PDF(Pubmed)
Abstract:
Megalin receptor-mediated endocytosis participates a crucial role in gentamicin (GM) uptake, accumulation, and toxicity. In this study, we investigated the potential effects of montelukast (MLK) on megalin expression/endocytic function against GM nephrotoxicity. Male Wistar rats were administered GM (120 mg/kg; i.p.) daily in divided doses along 4 hr; 30 mg/kg/hr; for 7 days. MLK (30 mg/kg/day) was orally administered 7 days before and then concurrently with GM. The protein expressions of megalin and chloride channel-5 (ClC-5); one of the essential regulators of megalin endocytic function; were determined by Western blotting. Besides, the endocytic function of megalin was evaluated by the uptake of bovine serum albumin labeled with fluorescein isothiocyanate (FITC-BSA) into proximal tubular epithelial cells.
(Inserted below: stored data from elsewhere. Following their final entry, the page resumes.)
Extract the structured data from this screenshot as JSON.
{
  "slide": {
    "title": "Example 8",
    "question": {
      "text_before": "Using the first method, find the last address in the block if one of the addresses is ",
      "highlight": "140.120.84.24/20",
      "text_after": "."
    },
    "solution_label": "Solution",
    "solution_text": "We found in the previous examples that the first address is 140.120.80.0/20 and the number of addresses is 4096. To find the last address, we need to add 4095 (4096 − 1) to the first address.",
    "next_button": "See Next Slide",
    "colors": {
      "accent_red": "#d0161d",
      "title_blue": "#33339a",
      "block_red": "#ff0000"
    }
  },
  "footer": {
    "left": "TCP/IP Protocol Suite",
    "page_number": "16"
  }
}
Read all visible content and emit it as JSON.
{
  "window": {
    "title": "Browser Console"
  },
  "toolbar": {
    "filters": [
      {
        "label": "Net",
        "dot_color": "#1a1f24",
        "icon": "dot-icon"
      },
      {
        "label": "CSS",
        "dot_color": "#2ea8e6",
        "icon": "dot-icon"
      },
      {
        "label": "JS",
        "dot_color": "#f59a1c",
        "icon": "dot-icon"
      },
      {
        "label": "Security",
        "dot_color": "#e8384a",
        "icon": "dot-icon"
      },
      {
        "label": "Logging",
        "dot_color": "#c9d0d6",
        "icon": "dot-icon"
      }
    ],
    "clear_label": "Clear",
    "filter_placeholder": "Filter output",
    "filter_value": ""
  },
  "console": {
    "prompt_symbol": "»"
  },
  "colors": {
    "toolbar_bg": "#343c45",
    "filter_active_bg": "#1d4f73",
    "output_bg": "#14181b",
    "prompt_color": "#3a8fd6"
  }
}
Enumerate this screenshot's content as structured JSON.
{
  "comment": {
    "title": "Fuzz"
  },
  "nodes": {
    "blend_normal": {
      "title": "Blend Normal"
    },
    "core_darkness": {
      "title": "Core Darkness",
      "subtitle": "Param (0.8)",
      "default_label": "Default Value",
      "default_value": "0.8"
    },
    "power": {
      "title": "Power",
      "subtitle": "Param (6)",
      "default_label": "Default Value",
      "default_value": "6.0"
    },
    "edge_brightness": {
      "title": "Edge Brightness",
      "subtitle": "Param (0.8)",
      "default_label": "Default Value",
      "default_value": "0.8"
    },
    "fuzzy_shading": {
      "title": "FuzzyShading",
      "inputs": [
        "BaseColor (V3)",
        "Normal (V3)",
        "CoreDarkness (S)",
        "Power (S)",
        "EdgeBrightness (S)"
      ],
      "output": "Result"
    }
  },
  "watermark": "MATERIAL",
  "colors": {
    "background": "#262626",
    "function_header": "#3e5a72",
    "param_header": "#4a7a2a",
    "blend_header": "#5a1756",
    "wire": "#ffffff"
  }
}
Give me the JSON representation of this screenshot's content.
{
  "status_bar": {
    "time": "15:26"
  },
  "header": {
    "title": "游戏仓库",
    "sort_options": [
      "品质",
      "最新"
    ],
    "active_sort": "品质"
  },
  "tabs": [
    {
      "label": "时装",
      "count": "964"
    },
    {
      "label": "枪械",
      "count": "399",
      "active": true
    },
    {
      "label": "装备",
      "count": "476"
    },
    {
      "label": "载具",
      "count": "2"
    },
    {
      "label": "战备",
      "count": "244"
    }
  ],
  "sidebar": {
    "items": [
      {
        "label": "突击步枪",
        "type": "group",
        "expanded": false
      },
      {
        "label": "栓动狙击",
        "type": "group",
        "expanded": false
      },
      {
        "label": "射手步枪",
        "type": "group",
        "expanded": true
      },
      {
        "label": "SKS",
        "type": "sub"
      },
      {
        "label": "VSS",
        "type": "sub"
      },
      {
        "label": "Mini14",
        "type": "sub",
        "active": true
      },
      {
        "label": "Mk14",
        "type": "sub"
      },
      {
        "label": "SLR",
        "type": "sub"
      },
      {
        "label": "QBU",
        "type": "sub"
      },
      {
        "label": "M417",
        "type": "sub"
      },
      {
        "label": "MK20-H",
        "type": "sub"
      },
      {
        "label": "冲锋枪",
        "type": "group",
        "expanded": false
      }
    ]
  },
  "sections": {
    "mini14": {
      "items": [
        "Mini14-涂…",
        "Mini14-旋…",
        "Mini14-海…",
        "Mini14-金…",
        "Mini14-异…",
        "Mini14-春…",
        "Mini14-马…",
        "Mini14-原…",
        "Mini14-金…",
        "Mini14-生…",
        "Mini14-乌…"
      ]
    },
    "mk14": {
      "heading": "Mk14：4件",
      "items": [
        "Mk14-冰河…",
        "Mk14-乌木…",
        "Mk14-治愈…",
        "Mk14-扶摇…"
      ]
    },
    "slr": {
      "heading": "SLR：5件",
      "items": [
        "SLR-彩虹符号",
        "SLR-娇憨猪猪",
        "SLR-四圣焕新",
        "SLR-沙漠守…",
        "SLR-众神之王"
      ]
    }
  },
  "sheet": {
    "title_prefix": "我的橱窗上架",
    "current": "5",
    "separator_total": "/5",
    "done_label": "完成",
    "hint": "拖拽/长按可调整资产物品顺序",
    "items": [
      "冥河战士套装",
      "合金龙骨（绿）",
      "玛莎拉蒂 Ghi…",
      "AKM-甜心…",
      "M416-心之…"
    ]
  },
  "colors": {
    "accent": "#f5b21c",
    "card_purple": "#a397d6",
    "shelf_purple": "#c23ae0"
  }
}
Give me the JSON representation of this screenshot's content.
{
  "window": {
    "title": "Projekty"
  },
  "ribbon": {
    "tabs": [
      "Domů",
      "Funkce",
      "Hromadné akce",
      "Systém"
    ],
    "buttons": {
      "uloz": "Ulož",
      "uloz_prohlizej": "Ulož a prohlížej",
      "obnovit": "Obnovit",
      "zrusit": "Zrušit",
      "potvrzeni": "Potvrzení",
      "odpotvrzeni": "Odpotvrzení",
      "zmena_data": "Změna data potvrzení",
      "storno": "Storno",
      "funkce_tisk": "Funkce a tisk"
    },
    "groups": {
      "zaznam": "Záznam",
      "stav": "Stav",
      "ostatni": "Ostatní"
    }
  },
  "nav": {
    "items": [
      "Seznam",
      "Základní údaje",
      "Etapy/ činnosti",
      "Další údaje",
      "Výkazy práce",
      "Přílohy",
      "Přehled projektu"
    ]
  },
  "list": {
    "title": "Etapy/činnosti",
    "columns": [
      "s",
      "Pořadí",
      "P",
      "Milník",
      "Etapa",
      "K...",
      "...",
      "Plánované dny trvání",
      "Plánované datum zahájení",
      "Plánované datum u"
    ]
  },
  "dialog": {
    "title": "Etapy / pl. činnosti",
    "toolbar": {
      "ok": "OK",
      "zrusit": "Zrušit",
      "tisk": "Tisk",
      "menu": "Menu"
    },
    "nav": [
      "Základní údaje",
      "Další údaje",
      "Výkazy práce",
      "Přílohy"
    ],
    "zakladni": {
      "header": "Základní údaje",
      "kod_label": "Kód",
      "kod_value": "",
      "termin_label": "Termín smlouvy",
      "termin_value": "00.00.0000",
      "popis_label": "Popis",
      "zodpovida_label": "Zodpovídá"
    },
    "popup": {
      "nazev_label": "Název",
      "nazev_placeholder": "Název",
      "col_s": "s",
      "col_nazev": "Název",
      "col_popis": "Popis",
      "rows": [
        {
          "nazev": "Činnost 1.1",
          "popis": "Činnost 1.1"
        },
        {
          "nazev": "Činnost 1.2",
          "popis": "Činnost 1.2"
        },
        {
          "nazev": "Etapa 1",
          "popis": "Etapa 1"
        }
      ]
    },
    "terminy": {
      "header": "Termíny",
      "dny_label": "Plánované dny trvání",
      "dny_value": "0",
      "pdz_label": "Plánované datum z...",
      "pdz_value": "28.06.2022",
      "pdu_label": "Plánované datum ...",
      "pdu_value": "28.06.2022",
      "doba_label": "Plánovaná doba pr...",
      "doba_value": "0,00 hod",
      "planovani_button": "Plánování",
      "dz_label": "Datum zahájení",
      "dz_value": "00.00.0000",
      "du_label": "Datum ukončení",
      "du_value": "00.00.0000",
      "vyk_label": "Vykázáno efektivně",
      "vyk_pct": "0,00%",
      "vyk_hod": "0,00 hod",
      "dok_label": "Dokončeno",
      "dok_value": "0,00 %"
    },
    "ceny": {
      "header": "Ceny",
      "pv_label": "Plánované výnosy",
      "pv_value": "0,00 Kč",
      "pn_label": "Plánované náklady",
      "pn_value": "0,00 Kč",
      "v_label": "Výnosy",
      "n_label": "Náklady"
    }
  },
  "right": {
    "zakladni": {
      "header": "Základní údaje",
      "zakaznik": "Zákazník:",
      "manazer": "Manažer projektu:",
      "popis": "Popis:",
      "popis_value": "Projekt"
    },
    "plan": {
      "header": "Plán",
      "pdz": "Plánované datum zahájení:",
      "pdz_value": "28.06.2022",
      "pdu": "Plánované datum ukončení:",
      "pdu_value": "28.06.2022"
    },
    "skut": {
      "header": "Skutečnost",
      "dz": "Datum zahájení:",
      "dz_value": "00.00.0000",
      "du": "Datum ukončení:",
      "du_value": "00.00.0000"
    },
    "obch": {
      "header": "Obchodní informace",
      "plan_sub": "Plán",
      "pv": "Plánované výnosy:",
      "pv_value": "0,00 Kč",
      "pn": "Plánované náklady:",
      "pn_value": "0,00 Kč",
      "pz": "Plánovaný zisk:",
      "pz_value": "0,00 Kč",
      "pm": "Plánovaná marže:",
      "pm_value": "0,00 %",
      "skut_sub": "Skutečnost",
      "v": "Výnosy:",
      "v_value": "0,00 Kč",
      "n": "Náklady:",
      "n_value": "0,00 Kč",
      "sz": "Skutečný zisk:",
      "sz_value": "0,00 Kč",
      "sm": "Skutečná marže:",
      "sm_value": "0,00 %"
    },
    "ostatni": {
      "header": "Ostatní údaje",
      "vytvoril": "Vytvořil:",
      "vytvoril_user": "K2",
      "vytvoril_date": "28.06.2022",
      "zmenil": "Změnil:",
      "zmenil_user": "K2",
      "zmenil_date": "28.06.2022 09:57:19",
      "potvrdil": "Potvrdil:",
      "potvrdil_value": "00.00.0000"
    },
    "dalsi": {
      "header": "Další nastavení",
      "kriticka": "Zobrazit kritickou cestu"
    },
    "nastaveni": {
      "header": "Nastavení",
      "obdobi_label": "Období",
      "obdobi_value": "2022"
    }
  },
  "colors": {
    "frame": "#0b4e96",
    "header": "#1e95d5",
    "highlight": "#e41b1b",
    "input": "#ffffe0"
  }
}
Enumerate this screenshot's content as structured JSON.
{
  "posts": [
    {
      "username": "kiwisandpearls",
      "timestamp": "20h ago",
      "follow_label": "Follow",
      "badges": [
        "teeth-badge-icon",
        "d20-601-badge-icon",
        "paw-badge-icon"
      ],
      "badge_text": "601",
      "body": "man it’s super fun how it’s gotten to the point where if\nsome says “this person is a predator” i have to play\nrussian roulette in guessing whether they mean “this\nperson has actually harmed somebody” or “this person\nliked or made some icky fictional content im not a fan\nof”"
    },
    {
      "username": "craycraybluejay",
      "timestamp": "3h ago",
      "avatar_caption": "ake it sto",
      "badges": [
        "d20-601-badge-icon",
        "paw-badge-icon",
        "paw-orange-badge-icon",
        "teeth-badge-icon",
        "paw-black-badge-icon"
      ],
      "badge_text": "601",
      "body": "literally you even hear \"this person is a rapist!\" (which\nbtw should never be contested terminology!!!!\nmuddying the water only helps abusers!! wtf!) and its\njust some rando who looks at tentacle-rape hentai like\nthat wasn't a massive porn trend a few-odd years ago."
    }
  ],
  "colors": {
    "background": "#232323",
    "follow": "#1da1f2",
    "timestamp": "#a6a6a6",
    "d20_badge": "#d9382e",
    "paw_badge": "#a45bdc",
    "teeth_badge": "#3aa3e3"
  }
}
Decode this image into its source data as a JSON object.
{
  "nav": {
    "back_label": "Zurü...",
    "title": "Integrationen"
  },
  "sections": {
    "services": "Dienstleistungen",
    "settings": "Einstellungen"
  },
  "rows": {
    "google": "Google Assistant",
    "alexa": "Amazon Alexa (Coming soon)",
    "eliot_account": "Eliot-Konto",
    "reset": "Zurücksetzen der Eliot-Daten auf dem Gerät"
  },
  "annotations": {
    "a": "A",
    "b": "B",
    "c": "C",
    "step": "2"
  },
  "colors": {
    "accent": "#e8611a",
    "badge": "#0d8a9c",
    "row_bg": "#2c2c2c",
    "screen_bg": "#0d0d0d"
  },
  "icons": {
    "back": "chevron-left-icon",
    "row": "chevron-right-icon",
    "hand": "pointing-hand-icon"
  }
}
Moreover, kidney function biomarkers (Cr, BUN, GFR, KIM-1, cystatin-C) and apoptosis markers (p-AKT1, cleaved caspase-3) were estimated. Co-treatment with MLK downregulated ClC-5 expression leading to reduced recycling of megalin to the plasma membrane, reduced expression, and so impaired endocytic function that was evidenced by reduced uptake of FITC-BSA in proximal tubular epithelial cells. The protein expression of the apoptotic executioner cleaved caspase-3 was significantly reduced, while that of the antiapoptotic p-AKT1 was elevated. These results were confirmed by the improvement of kidney functions and histological findings. Our data suggest that MLK could interfere with megalin expression/endocytic function that could be attributed to downregulation of ClC-5 protein expression. That eventually reduces renal cell apoptosis and improves kidney functions after GM administration without affecting the antibacterial activity of GM. Therefore, reduced expression of ClC-5 and interference with megalin expression/endocytic function by MLK could be an effective strategy against GM nephrotoxicity.
摘要:
巨肽受体介导的内吞作用参与庆大霉素(GM)摄取的关键作用,积累,和毒性。在这项研究中,我们研究了孟鲁司特(MLK)对megalin表达/内吞功能抗GM肾毒性的潜在影响.雄性Wistar大鼠每天分剂量施用GM(120mg/kg;i.p.),持续4小时;30mg/kg/hr;持续7天。MLK(30mg/kg/天)在之前7天口服给药,然后与GM同时给药。megalin和氯化物通道5(ClC-5)的蛋白表达;megalin内吞功能的重要调节因子之一;通过Western印迹测定。此外,用异硫氰酸荧光素(FITC-BSA)标记的牛血清白蛋白被摄取到近端肾小管上皮细胞中,以评估megalin的内吞功能.此外,肾功能生物标志物(Cr,BUN,GFR,估计了KIM-1,胱抑素C)和凋亡标志物(p-AKT1,裂解的caspase-3)。与MLK共同处理下调了ClC-5的表达,导致megalin向质膜的再循环减少,减少表达,因此,内吞功能受损,这可以通过近端肾小管上皮细胞对FITC-BSA的摄取减少来证明。凋亡执行者裂解的caspase-3的蛋白质表达显着降低,而抗凋亡p-AKT1升高。肾功能和组织学发现的改善证实了这些结果。我们的数据表明,MLK可能干扰megalin表达/内吞功能,这可能归因于ClC-5蛋白表达的下调。这最终减少了GM给药后的肾细胞凋亡并改善了肾功能,而不会影响GM的抗菌活性。因此,减少ClC-5的表达和MLK对megalin表达/内吞功能的干扰可能是抗GM肾毒性的有效策略。